Une œuvre d'#AnishKapoor vandalisée : "acte d'une violence intolérable" @catherinepegardpic.twitter.com/4toVt3YrVB

— ChateaudeVersailles (@CVersailles) September 6, 2015

(An Anish Kapoor work is vandalised: “an act of intolerable violence.”) A series of sentences, some anti-Semitic, were painted on the abstract sculpture, which stands in the grounds of the Palace of Versailles, near the French capital.

Des tags antisémites sur la sculpture d’Anish Kapoor à Versailles http://t.co/aFnDnjRAP0pic.twitter.com/K2uzqcqUXA

— RFI (@RFI) September 6, 2015

The piece is known informally as “the vagina of the queen, coming into power.” Kapoor has described the steel funnel comprising part of his work as “very sexual,” however there is no clear link between the piece and the anti-Semitic graffiti.

France’s Culture Minister, Fleur Pellerin, condemned the vandalism:
“We will do everything we can to punish the culprits.

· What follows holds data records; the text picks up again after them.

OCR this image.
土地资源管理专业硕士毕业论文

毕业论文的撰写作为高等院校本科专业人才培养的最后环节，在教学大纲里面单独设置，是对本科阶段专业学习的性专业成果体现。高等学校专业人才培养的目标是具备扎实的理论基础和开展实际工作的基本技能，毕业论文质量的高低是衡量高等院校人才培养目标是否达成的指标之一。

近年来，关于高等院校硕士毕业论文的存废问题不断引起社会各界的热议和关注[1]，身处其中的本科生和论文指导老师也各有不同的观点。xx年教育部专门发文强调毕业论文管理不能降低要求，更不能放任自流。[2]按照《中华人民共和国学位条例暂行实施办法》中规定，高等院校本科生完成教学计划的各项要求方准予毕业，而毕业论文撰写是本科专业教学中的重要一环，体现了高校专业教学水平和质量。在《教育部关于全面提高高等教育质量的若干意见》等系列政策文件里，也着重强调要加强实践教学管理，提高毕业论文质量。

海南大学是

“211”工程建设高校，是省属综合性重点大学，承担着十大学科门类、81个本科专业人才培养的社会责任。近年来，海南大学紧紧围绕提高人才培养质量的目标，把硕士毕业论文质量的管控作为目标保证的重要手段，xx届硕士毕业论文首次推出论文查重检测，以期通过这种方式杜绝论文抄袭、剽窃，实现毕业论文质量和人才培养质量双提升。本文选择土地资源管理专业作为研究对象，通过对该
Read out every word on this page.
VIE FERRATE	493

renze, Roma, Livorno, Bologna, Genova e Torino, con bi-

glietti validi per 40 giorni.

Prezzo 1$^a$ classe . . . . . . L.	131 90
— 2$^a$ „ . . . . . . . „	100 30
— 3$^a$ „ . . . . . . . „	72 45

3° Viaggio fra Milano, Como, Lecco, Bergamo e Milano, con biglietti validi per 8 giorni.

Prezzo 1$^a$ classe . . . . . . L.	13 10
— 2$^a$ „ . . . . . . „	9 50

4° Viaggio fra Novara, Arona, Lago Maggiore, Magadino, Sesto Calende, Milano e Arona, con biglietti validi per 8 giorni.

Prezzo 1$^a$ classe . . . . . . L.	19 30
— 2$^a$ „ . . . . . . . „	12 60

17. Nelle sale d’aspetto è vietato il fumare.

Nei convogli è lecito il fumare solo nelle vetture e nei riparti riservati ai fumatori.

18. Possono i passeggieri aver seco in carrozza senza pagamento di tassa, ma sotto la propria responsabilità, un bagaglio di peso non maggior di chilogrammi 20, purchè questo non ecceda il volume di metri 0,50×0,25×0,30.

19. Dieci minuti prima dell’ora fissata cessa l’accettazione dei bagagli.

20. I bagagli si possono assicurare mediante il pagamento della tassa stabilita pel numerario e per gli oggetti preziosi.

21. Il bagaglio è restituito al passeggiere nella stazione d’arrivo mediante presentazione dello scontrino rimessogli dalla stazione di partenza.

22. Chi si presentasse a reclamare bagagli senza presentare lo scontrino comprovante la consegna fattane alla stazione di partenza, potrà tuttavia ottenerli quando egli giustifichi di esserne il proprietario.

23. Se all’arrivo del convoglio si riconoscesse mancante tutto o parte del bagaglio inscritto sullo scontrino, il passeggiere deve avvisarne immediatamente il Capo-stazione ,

They risk a seven-year prison sentence and a fine of a hundred thousand euros. And I want these people to be punished. It’s intolerable that there is such behaviour in this country, where culture and freedom of speech are very important.”

French President François Hollande tweeted his solidarity with Kapoor and also denounced the “heinous and anti-semitic words which have defaced the work.”

Toute ma solidarité à Anish Kapoor dont l'œuvre a été dégradée et couverte d'inscriptions haineuses et antisémites au @CVersailles.

— François Hollande (@fhollande) September 6, 2015

The steel and rock sculpture was cleaned after being spray-painted in June 2015, a move Kapoor admitted he had questioned at the time.

But, he says these “abominable words” will be left untouched, to “overlay and stigmatise” his work.